Spesifik bir örnek vereyim; ismini zikretmeyeceğim bir işletmeci geldi, hangi bankaya gidiyorsa, yıllardır kredi kullandığı bankada bile, kendisine şirketinin sarı listede olduğu dolayısıyla da kendisine kredi verilemeyeceği şeklinde bir cevapla karşılaştığını ifade etti. Söz konusu şirket benzeri onlarca işletme gayri resmi sarı listede. Yani 'FETÖ'cü olmadığı halde 'FETÖ' yaftasıyla kredileri kesilmekte. Yani özetle, AKP, tıpkı siyasi alandaki operasyonlar gibi ekonomik alanda da operasyonlar yürütüp sermayeye el değiştiriyor.

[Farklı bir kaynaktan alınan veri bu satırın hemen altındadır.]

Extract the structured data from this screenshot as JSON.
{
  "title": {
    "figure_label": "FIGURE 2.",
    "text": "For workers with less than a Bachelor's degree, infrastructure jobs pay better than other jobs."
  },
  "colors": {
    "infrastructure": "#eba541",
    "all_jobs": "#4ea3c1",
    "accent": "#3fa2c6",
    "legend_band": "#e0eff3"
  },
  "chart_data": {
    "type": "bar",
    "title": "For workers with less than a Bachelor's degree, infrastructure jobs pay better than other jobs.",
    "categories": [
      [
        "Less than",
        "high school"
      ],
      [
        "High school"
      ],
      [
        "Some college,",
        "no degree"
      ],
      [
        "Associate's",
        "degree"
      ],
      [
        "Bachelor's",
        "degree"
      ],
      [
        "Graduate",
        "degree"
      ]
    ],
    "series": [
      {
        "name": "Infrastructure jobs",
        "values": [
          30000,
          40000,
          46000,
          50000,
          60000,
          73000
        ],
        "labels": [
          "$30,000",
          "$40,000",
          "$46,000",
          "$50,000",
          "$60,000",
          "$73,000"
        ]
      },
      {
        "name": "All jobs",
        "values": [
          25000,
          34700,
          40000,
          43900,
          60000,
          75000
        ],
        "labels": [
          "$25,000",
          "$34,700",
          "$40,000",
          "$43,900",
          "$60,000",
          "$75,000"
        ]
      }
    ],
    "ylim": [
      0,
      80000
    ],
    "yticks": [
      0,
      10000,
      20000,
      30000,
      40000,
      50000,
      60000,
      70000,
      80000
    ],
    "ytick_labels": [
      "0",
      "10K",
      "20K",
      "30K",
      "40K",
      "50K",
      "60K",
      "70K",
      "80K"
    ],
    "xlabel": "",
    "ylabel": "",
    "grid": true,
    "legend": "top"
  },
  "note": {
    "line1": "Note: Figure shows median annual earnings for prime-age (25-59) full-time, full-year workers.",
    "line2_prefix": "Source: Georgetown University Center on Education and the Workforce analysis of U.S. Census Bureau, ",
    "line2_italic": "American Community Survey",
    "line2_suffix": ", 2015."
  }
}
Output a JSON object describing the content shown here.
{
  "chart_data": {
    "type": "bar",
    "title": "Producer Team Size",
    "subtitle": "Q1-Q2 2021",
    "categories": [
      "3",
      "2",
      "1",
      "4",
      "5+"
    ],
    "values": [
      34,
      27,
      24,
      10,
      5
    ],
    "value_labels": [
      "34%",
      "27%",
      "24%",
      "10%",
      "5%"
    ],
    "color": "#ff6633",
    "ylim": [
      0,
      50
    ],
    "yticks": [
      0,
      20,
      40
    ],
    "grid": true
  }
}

Normal şartlarda kredilere karşılık 2 kat gayrimenkul teminatı alınırken, Hakkari'de bu oran 6 kat

Abdullah Zeydan ise aynı kanun tasarısı üzerine söz aldı ve Hakkari esnafının karşılaştığı çifte standartları dile getirdi: 

Seçim bölgem olan Hakkari ve ilçelerinde yakın zamana kadar zaten az sayıda olan KOBİ'lerin kullanmak istedikleri kredilere karşılık oradaki gayrimenkullerinin teminat olarak kabul edilmediği pratiklerle esnaflarımız karşılaşmışlardır.

Ayrıca bu dönemde normal şartlarda kullanacakları kredilere karşılık 2 kat gayrimenkul teminatı alınıyorsa Hakkari'de bu oran kullandıkları krediye karşılık 6 kat fazlası gayrimenkuldür, bu oranda teminat vermek zorunda bırakılmaktadır. Zaten parası ve gayrimenkulü olmayan esnaf perme perişan, bir de böylesi çifte standartlarla esnafımız iyice mağdur edilmektedir.